Conforme publicamos anteriormente, o presidente da Guiné-Bissau, Umaro Sissoco Embaló, decidiu dissolver esta segunda-feira, 04, o Parlamento, na sequência dos confrontos de quinta e sexta-feira entre forças de segurança, que considerou tratar-se de um golpe de Estado.

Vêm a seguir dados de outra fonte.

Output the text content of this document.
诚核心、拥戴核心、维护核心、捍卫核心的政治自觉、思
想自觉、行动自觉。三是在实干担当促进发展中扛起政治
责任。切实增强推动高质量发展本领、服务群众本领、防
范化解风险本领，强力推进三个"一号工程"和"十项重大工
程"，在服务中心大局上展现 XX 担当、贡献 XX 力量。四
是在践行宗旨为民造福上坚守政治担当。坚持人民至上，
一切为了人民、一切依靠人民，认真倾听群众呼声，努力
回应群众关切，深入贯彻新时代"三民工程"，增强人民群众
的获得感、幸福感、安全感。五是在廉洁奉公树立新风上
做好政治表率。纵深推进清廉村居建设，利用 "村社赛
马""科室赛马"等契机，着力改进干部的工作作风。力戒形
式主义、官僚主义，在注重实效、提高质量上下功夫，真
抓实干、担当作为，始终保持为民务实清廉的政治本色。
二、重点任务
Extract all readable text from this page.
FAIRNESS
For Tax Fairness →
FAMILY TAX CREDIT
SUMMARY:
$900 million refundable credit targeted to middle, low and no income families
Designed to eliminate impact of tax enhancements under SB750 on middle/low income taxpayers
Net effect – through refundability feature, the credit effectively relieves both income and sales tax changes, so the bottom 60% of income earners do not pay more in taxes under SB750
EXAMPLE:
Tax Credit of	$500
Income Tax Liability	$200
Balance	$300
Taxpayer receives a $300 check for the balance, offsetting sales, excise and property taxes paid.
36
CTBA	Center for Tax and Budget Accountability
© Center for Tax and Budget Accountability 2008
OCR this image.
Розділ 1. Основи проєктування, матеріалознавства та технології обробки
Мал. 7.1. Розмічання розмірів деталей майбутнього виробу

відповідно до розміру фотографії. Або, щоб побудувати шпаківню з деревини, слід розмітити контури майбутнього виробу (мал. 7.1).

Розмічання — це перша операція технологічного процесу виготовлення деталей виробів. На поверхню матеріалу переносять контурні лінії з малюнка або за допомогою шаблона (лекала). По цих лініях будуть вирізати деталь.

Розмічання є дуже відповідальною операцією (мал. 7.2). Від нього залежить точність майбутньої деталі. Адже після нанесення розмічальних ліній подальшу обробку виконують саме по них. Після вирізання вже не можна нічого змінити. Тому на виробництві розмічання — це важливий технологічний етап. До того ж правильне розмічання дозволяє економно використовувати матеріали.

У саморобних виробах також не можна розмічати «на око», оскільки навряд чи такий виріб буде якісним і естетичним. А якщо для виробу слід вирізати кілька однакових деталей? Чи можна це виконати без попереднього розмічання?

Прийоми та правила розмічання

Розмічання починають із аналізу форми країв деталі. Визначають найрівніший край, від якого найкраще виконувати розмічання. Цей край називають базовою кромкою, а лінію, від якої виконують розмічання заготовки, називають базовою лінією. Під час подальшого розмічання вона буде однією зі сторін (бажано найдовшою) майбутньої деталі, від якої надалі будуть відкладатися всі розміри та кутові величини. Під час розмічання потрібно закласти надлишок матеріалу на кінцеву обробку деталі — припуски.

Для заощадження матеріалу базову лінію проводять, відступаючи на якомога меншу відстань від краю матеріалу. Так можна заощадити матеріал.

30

“O que se vive neste momento na Guiné-Bissau é uma incerteza política”, disse, Eurico Gonçalves, e por isso julga ser urgente que haja consenso entre o Presidente da República e outras forças políticas da Guiné. O contrário, Eurico pensa que “poderá desencadear em crimes políticos e instabilidade política que é característica naquele país”.

Ontem, o presidente do Parlamento da Guiné-Bissau, Domingos Simões Pereira, afirmou que a decisão do Chefe de Estado guineense de dissolver o órgão “é um golpe de Estado constitucional”, menos de um ano após a constituição da Assembleia.

Domingos Simões Pereira foi eleito no dia 27 de Junho, presidente da Assembleia Nacional Popular (ANP) da Guiné-Bissau. Dos 92 deputados que tomaram posse, 89 votaram a favor e três contra.

Líder da coligação Plataforma da Aliança Inclusiva – Terra Ranka, o antigo primeiro-ministro, igualmente líder do Partido Africano para a Independência da Guiné e Cabo Verde (PAIGC), obteve maioria absoluta nas eleições legislativas de 04 de Junho, com 54 dos 102 deputados da Assembleia Nacional Popular.